ABD molla rejiminin yıkılmasını ister mi? Elbette ister. O zaman soruyu başka türlü soralım. Molla rejiminin yıkılmasını kim istemez? Elbette mollalar ve Rusya istemez. ABD İran rejimine karşı diye mollanın yanında yer almak nasıl bir utanmazlık! Üstelik söz konusu hareket kadınların önde olduğu ve bedel ödediği bir direnişken.

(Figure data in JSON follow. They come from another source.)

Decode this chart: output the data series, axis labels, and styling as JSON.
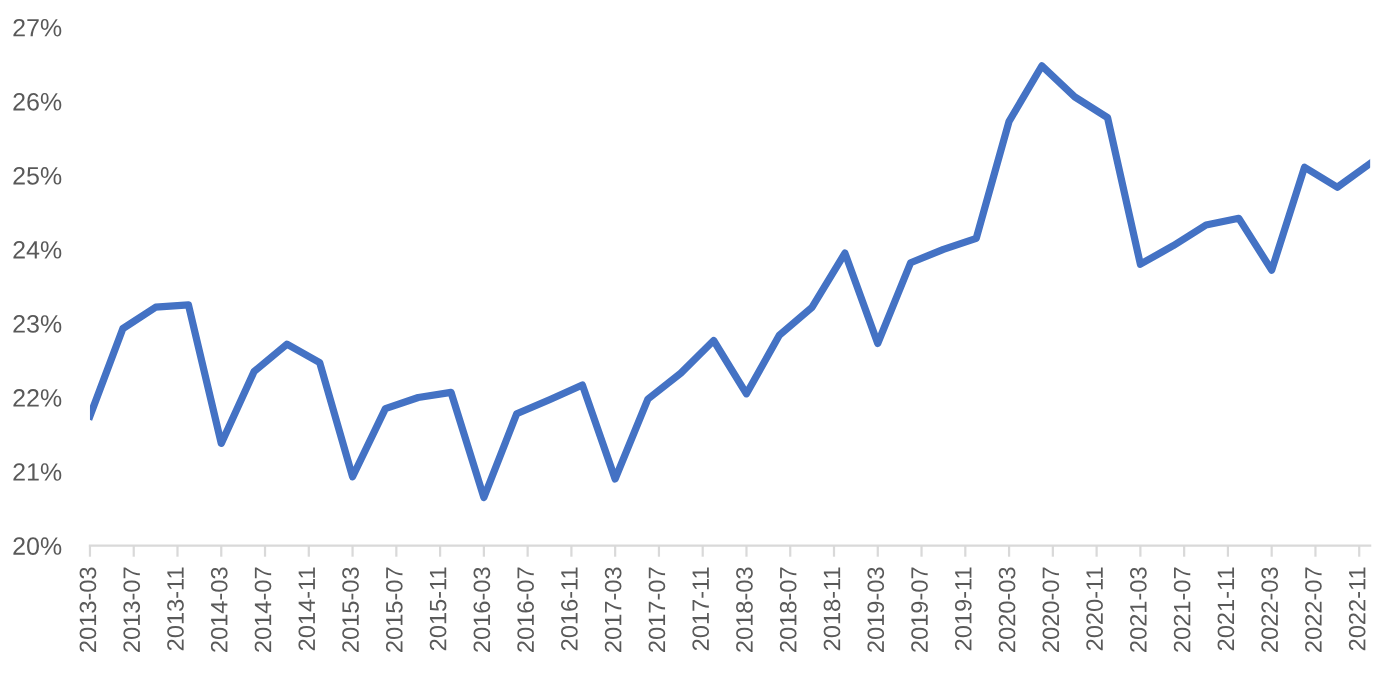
{
  "chart_data": {
    "type": "line",
    "x": [
      "2013-03",
      "2013-06",
      "2013-09",
      "2013-12",
      "2014-03",
      "2014-06",
      "2014-09",
      "2014-12",
      "2015-03",
      "2015-06",
      "2015-09",
      "2015-12",
      "2016-03",
      "2016-06",
      "2016-09",
      "2016-12",
      "2017-03",
      "2017-06",
      "2017-09",
      "2017-12",
      "2018-03",
      "2018-06",
      "2018-09",
      "2018-12",
      "2019-03",
      "2019-06",
      "2019-09",
      "2019-12",
      "2020-03",
      "2020-06",
      "2020-09",
      "2020-12",
      "2021-03",
      "2021-06",
      "2021-09",
      "2021-12",
      "2022-03",
      "2022-06",
      "2022-09",
      "2022-12"
    ],
    "series": [
      {
        "color": "#4472c4",
        "values": [
          21.75,
          22.93,
          23.22,
          23.25,
          21.38,
          22.35,
          22.72,
          22.47,
          20.93,
          21.85,
          22.0,
          22.07,
          20.65,
          21.78,
          21.97,
          22.17,
          20.9,
          21.98,
          22.33,
          22.77,
          22.05,
          22.84,
          23.22,
          23.95,
          22.73,
          23.82,
          24.0,
          24.15,
          25.73,
          26.48,
          26.06,
          25.78,
          23.8,
          24.05,
          24.33,
          24.42,
          23.72,
          25.11,
          24.84,
          25.16
        ]
      }
    ],
    "xlim": [
      "2013-03",
      "2022-12"
    ],
    "xticks": [
      "2013-03",
      "2013-07",
      "2013-11",
      "2014-03",
      "2014-07",
      "2014-11",
      "2015-03",
      "2015-07",
      "2015-11",
      "2016-03",
      "2016-07",
      "2016-11",
      "2017-03",
      "2017-07",
      "2017-11",
      "2018-03",
      "2018-07",
      "2018-11",
      "2019-03",
      "2019-07",
      "2019-11",
      "2020-03",
      "2020-07",
      "2020-11",
      "2021-03",
      "2021-07",
      "2021-11",
      "2022-03",
      "2022-07",
      "2022-11"
    ],
    "ylim": [
      20,
      27
    ],
    "yticks": [
      {
        "value": 20,
        "label": "20%"
      },
      {
        "value": 21,
        "label": "21%"
      },
      {
        "value": 22,
        "label": "22%"
      },
      {
        "value": 23,
        "label": "23%"
      },
      {
        "value": 24,
        "label": "24%"
      },
      {
        "value": 25,
        "label": "25%"
      },
      {
        "value": 26,
        "label": "26%"
      },
      {
        "value": 27,
        "label": "27%"
      }
    ],
    "grid": false,
    "legend": false,
    "marker": "none",
    "line_style": "solid"
  }
}
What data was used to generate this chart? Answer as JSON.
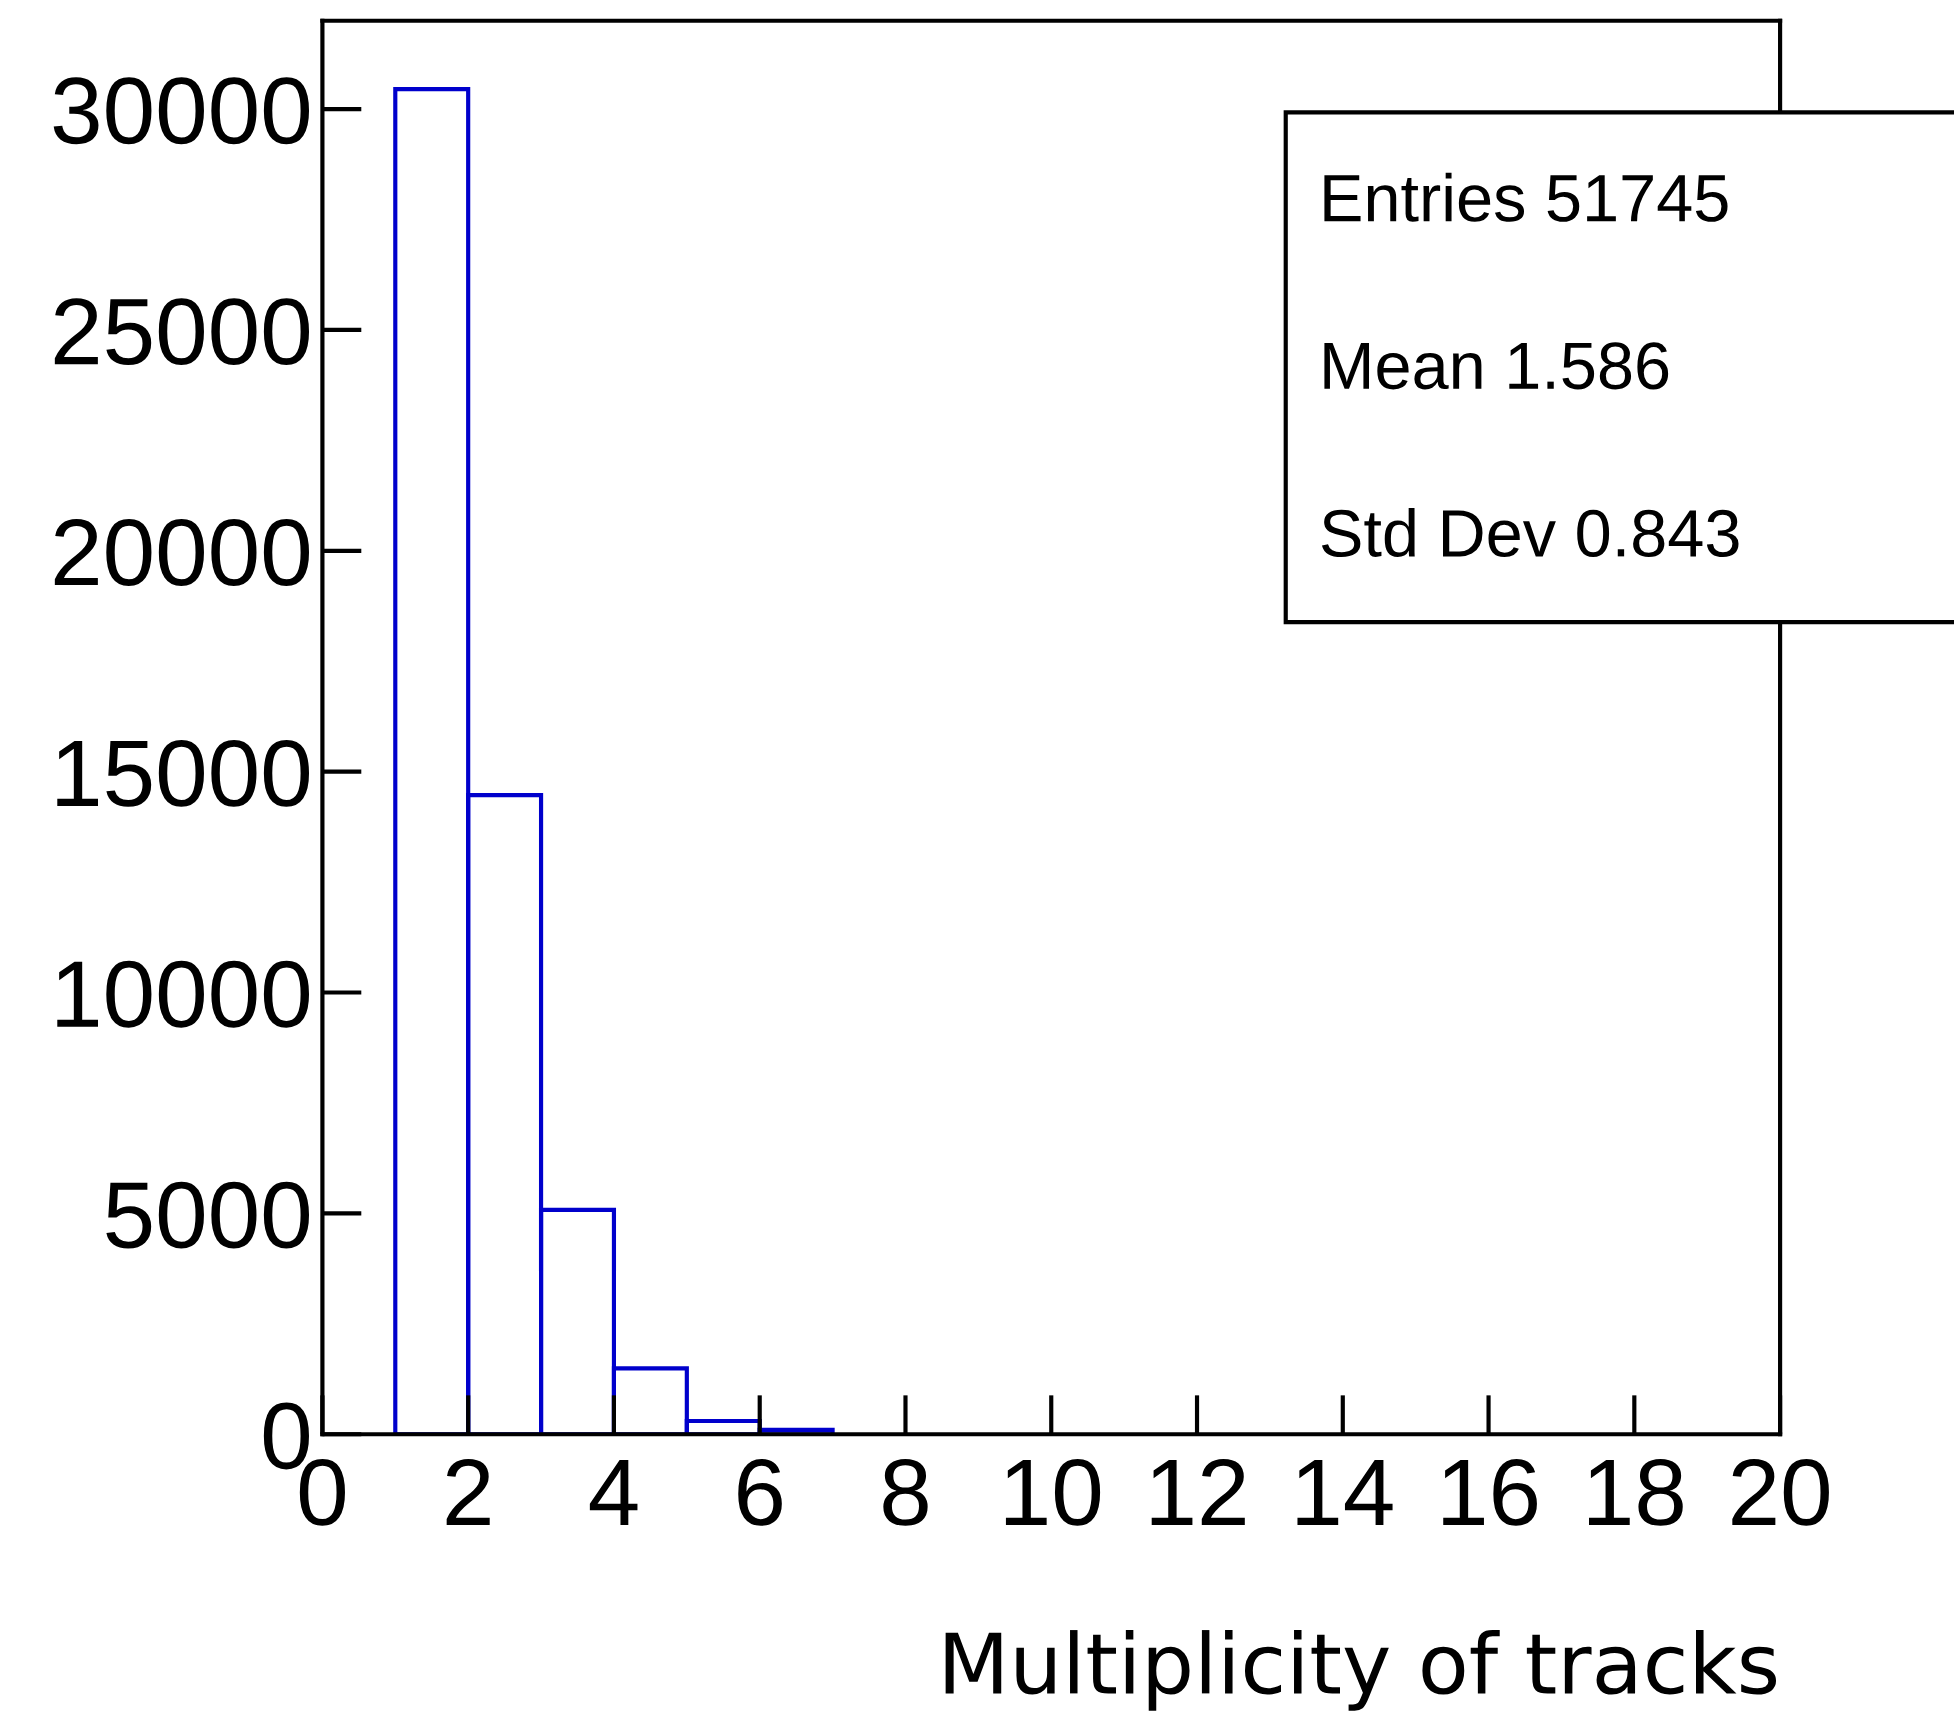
{
  "chart_data": {
    "type": "histogram",
    "xlabel": "Multiplicity of tracks",
    "bins": [
      1,
      2,
      3,
      4,
      5,
      6,
      7
    ],
    "values": [
      30450,
      14470,
      5080,
      1490,
      300,
      100
    ],
    "color": "#0000cc",
    "xlim": [
      0,
      20
    ],
    "xticks": [
      0,
      2,
      4,
      6,
      8,
      10,
      12,
      14,
      16,
      18,
      20
    ],
    "ylim": [
      0,
      32000
    ],
    "yticks": [
      0,
      5000,
      10000,
      15000,
      20000,
      25000,
      30000
    ],
    "grid": false,
    "legend": false,
    "annotations": [
      "Entries 51745",
      "Mean 1.586",
      "Std Dev 0.843"
    ]
  }
}
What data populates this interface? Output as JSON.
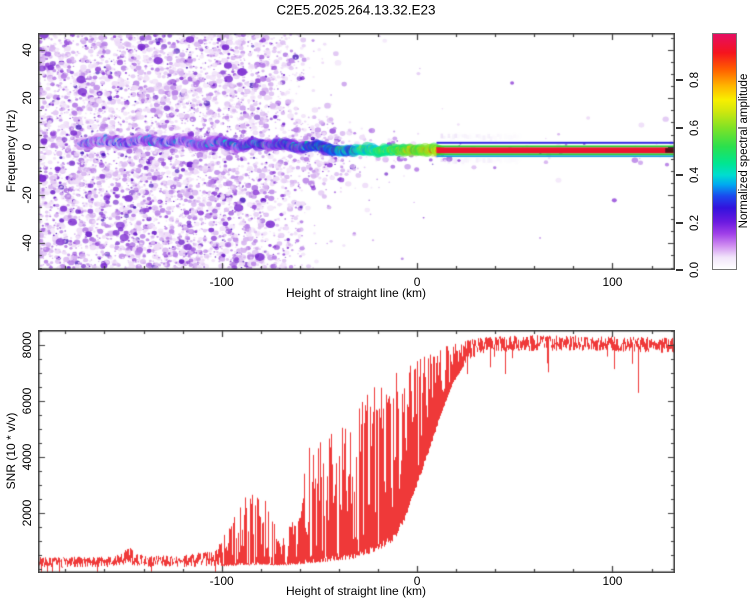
{
  "page": {
    "title": "C2E5.2025.264.13.32.E23"
  },
  "chart_data": [
    {
      "id": "spectrogram",
      "type": "heatmap",
      "title": "C2E5.2025.264.13.32.E23",
      "xlabel": "Height of straight line (km)",
      "ylabel": "Frequency (Hz)",
      "xlim": [
        -194,
        132
      ],
      "ylim": [
        -51,
        47
      ],
      "xticks": {
        "major": [
          -100,
          0,
          100
        ],
        "minor_step": 20
      },
      "yticks": {
        "major": [
          -40,
          -20,
          0,
          20,
          40
        ],
        "minor_step": 5
      },
      "colorbar": {
        "label": "Normalized spectral amplitude",
        "tick_labels": [
          "0.0",
          "0.2",
          "0.4",
          "0.6",
          "0.8"
        ],
        "tick_values": [
          0.0,
          0.2,
          0.4,
          0.6,
          0.8
        ],
        "stops": [
          [
            0.0,
            "#ffffff"
          ],
          [
            0.05,
            "#f1e4fa"
          ],
          [
            0.1,
            "#cf8df0"
          ],
          [
            0.15,
            "#a040e8"
          ],
          [
            0.2,
            "#6b1ae0"
          ],
          [
            0.26,
            "#3312dd"
          ],
          [
            0.31,
            "#1b49ee"
          ],
          [
            0.36,
            "#00aaf0"
          ],
          [
            0.4,
            "#00ddd0"
          ],
          [
            0.45,
            "#00e690"
          ],
          [
            0.52,
            "#2ae04e"
          ],
          [
            0.6,
            "#7fe226"
          ],
          [
            0.67,
            "#cfe70e"
          ],
          [
            0.72,
            "#f8ef00"
          ],
          [
            0.78,
            "#ffb400"
          ],
          [
            0.85,
            "#ff5d00"
          ],
          [
            0.92,
            "#f5141e"
          ],
          [
            1.0,
            "#e60e62"
          ]
        ]
      },
      "noise": {
        "seed": 42,
        "attempts": 15000,
        "full_height_until_km": -58,
        "density_profile": [
          [
            -194,
            0.92
          ],
          [
            -93,
            0.92
          ],
          [
            -58,
            0.4
          ],
          [
            -28,
            0.1
          ],
          [
            14,
            0.012
          ]
        ],
        "palette": [
          [
            "#eedcf8",
            0.4
          ],
          [
            "#d7b4f0",
            0.27
          ],
          [
            "#b77fe6",
            0.18
          ],
          [
            "#9246d8",
            0.09
          ],
          [
            "#6c1fc8",
            0.045
          ],
          [
            "#4312b8",
            0.015
          ]
        ],
        "dark_blobs": 40
      },
      "trace": {
        "points": [
          [
            -172,
            1.5,
            0.3
          ],
          [
            -160,
            2.5,
            0.32
          ],
          [
            -150,
            1.0,
            0.34
          ],
          [
            -140,
            3.0,
            0.33
          ],
          [
            -130,
            1.5,
            0.35
          ],
          [
            -120,
            2.5,
            0.34
          ],
          [
            -110,
            0.8,
            0.36
          ],
          [
            -100,
            2.2,
            0.4
          ],
          [
            -92,
            0.0,
            0.38
          ],
          [
            -84,
            1.8,
            0.42
          ],
          [
            -76,
            0.5,
            0.4
          ],
          [
            -68,
            1.2,
            0.45
          ],
          [
            -60,
            -0.5,
            0.42
          ],
          [
            -52,
            0.5,
            0.48
          ],
          [
            -44,
            -1.2,
            0.5
          ],
          [
            -36,
            -1.8,
            0.55
          ],
          [
            -28,
            -1.0,
            0.6
          ],
          [
            -20,
            -1.8,
            0.68
          ],
          [
            -14,
            -1.2,
            0.72
          ],
          [
            -8,
            -1.6,
            0.75
          ],
          [
            0,
            -1.4,
            0.78
          ],
          [
            6,
            -1.5,
            0.8
          ],
          [
            12,
            -1.5,
            0.82
          ]
        ]
      },
      "stripe": {
        "start_km": 12,
        "bands": [
          [
            2.0,
            1.2,
            "#2a25e0"
          ],
          [
            0.5,
            -0.3,
            "#2ad435"
          ],
          [
            -0.3,
            -2.8,
            "#ee1430"
          ],
          [
            -2.8,
            -3.6,
            "#2ad435"
          ],
          [
            -3.6,
            -4.3,
            "#1b9de0"
          ]
        ],
        "fuzz": {
          "until_km": 55,
          "color": "#d9c2f2"
        },
        "end_blob": {
          "x0_km": 127,
          "x1_km": 132.5,
          "f_top": -0.6,
          "f_bot": -2.5,
          "color": "#55101a"
        }
      }
    },
    {
      "id": "snr",
      "type": "line",
      "color": "#ee2e2e",
      "xlabel": "Height of straight line (km)",
      "ylabel": "SNR (10 * v/v)",
      "xlim": [
        -194,
        132
      ],
      "ylim": [
        -150,
        8550
      ],
      "xticks": {
        "major": [
          -100,
          0,
          100
        ],
        "minor_step": 20
      },
      "yticks": {
        "major": [
          2000,
          4000,
          6000,
          8000
        ],
        "minor_step": 500
      },
      "envelope": [
        [
          -194,
          60,
          420,
          2.0
        ],
        [
          -155,
          60,
          450,
          2.0
        ],
        [
          -148,
          150,
          800,
          1.6
        ],
        [
          -140,
          60,
          450,
          2.0
        ],
        [
          -120,
          60,
          500,
          2.2
        ],
        [
          -103,
          80,
          700,
          2.0
        ],
        [
          -95,
          100,
          1700,
          2.6
        ],
        [
          -86,
          150,
          2850,
          2.8
        ],
        [
          -78,
          150,
          2500,
          2.8
        ],
        [
          -70,
          120,
          1100,
          2.2
        ],
        [
          -62,
          150,
          2200,
          2.6
        ],
        [
          -55,
          200,
          4600,
          2.6
        ],
        [
          -47,
          250,
          4900,
          2.4
        ],
        [
          -40,
          300,
          5100,
          2.2
        ],
        [
          -33,
          350,
          5600,
          2.2
        ],
        [
          -26,
          500,
          6300,
          2.0
        ],
        [
          -19,
          700,
          6800,
          1.8
        ],
        [
          -12,
          1000,
          7100,
          1.6
        ],
        [
          -6,
          1800,
          7300,
          1.3
        ],
        [
          0,
          3000,
          7500,
          1.0
        ],
        [
          6,
          4200,
          7700,
          0.8
        ],
        [
          12,
          5500,
          7900,
          0.7
        ],
        [
          18,
          6600,
          8050,
          0.6
        ],
        [
          25,
          7400,
          8200,
          0.5
        ],
        [
          35,
          7750,
          8300,
          0.5
        ],
        [
          60,
          7800,
          8380,
          0.5
        ],
        [
          90,
          7800,
          8350,
          0.5
        ],
        [
          113,
          7750,
          8300,
          0.5
        ],
        [
          132,
          7700,
          8300,
          0.5
        ]
      ],
      "dips": [
        [
          113,
          6300
        ],
        [
          101,
          7150
        ]
      ]
    }
  ]
}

Molla solculuğu Erdoğan solculuğuna evrilecek
Rusya her geçen gün biraz daha yalnızlaşırken İran gibi bir gücün kendi yörüngesinden kopması Putin’in en büyük korkusu. Ama Putin’in bir dostu daha var: Erdoğan. Bugün Batının parmağını gösterip molla düzenini savunanlar yarın da AKP’yi savunacaktır. Gezi olaylarının arkasında ABD parmağı olduğunu söylemediler mi zaten?
Komünist parti yöneticisi olacaksın hapse girmeyeceksin, komünist akademisyen olacaksın ve devletten maaş alacaksın, komünist gazeteci olacaksın ve sana hiç kimse dokunmayacak! Bol bol neo liberalizm eleştirisi yapıp “Chicago çocukları” hikayeleri anlatacaksın ama yanı başındaki büyük İran direnişini görmezden geleceksin. Kazakistan’da halk ayaklanacak, burun kıvıracaksın. Şili’de sol iktidar Rusya’yı eleştiriyor diye “Amerikan solcusu” olarak niteleyeceksin. Doğu Türkistan’da Çin zulmüne direnmeye çalışan Türkleri “cihatçı” olmakla suçlayacaksın!
Dört dörtlük bir samimiyetsizlik ve ikiyüzlülük ancak böyle yapılır!